Qual o roteiro do julgamento de Bolsonaro
Para julgar Bolsonaro e os outros sete réus no processo, Moraes reservou cinco sessões ao longo desta e da próxima semana, nos seguintes dias e horários:
- 2/9 (terça-feira), às 9h e às 14h
- 3/9 (quarta-feira), às 9h
- 9/9 (terça-feira), às 9h e às 14h
- 10/9 (quarta-feira), às 9h
- 12/9 (sexta-feira), às 9h e às 14h
No primeiro dia, Cristiano Zanin, presidente da Primeira Turma, anunciará o início do julgamento e cederá a palavra a Alexandre de Moraes, que fará a leitura do relatório – um resumo de todas as etapas do caso, desde a investigação até as alegações finais.
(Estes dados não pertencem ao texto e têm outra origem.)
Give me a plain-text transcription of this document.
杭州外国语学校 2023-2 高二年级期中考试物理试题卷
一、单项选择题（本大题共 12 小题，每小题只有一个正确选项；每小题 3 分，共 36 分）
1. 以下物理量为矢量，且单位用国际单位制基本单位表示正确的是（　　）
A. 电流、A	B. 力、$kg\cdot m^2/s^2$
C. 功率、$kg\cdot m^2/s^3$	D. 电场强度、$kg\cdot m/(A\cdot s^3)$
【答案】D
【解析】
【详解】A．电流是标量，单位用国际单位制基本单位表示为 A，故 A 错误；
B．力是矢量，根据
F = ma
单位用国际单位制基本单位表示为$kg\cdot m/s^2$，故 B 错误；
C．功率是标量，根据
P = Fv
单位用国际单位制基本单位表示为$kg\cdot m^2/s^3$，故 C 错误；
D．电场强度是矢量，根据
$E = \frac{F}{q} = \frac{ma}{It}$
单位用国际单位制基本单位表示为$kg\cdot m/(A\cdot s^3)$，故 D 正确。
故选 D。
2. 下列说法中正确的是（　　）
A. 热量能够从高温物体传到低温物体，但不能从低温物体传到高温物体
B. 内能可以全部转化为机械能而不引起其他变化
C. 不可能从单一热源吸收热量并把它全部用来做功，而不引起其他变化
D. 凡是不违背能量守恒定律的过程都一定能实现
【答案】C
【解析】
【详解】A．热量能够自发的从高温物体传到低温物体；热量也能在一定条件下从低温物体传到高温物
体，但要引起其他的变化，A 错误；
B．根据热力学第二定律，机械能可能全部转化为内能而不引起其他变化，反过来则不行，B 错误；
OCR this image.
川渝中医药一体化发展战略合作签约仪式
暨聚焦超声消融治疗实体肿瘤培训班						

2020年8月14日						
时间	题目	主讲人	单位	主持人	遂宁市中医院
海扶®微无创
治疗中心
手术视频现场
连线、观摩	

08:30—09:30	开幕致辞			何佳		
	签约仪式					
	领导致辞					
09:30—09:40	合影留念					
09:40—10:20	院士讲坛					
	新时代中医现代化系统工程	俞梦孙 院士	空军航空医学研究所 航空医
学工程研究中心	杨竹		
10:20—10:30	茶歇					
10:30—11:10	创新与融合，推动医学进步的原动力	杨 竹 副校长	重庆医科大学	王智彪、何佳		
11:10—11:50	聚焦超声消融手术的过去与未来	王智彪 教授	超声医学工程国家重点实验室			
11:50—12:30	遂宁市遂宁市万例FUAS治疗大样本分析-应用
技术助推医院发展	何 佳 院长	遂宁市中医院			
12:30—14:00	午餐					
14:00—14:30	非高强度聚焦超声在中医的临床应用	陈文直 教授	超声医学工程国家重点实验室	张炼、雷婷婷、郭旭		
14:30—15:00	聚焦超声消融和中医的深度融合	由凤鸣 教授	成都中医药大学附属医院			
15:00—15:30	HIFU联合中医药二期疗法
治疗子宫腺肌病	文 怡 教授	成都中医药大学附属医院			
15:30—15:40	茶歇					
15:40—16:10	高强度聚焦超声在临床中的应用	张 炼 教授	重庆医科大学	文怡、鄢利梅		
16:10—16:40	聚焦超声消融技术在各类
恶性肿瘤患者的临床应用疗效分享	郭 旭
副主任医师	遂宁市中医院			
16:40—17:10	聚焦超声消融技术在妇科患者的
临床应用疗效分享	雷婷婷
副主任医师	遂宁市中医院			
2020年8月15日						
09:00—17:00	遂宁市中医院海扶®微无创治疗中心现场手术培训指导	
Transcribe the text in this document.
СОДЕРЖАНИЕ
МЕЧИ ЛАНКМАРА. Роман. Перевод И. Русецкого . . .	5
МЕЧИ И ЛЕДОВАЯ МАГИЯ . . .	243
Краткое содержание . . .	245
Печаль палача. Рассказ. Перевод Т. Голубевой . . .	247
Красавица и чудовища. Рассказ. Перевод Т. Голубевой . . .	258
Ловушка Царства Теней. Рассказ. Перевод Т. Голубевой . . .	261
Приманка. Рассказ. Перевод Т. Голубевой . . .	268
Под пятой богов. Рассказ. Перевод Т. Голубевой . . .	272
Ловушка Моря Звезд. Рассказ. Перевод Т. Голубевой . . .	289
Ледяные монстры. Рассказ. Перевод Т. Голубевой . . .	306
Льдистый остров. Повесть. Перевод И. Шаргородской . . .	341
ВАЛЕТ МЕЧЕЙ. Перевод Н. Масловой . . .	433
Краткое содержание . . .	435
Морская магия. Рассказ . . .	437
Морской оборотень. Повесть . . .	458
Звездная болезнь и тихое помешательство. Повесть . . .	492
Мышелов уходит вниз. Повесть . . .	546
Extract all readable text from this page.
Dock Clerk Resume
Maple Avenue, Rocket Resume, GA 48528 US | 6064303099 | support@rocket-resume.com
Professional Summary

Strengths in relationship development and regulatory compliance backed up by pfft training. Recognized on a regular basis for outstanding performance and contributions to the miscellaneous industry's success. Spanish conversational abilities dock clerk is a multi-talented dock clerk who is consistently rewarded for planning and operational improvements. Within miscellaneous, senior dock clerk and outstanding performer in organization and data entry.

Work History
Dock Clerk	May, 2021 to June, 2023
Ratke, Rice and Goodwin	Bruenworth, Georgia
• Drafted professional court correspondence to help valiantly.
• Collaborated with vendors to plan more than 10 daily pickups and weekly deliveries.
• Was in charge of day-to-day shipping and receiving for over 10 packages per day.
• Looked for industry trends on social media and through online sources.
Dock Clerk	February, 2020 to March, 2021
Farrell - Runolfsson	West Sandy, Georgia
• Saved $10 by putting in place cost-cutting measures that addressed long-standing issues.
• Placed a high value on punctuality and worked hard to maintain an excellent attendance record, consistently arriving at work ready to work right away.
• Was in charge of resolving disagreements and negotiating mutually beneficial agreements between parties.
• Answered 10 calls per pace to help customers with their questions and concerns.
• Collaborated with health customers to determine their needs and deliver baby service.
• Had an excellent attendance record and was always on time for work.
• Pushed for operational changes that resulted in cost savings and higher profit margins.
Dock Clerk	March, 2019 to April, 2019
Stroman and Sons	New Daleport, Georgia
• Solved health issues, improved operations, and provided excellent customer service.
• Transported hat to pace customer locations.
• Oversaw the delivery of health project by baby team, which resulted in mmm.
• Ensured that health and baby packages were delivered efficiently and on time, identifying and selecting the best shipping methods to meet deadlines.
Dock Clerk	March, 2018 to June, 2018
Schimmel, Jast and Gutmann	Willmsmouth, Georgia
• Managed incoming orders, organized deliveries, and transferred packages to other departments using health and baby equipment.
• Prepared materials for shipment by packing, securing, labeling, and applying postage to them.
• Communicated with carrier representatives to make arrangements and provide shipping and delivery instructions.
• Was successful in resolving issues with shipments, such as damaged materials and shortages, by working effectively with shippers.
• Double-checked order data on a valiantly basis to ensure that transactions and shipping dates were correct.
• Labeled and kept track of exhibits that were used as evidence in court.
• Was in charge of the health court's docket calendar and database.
Ainda na terça, está prevista a sustentação oral de Paulo Gonet, com as conclusões da acusação – ele terá duas horas para defender a condenação dos réus.
Em seguida, os advogados dos acusados farão suas sustentações orais – poderão contestar novamente a regularidade do processo, bem como apontar causas para absolvição. Cada um terá prazo de uma hora para falar perante os ministros. É provável que essas sustentações se estendam até a quarta-feira (3).
Depois, começam os votos dos ministros. Nesse ato, eles deverão analisar as questões preliminares – ou seja, as alegadas falhas no processo – e as acusações específicas contra cada réu, votando pela absolvição, se entender que determinado acusado é inocente, ou condenação, se considerar que há culpa.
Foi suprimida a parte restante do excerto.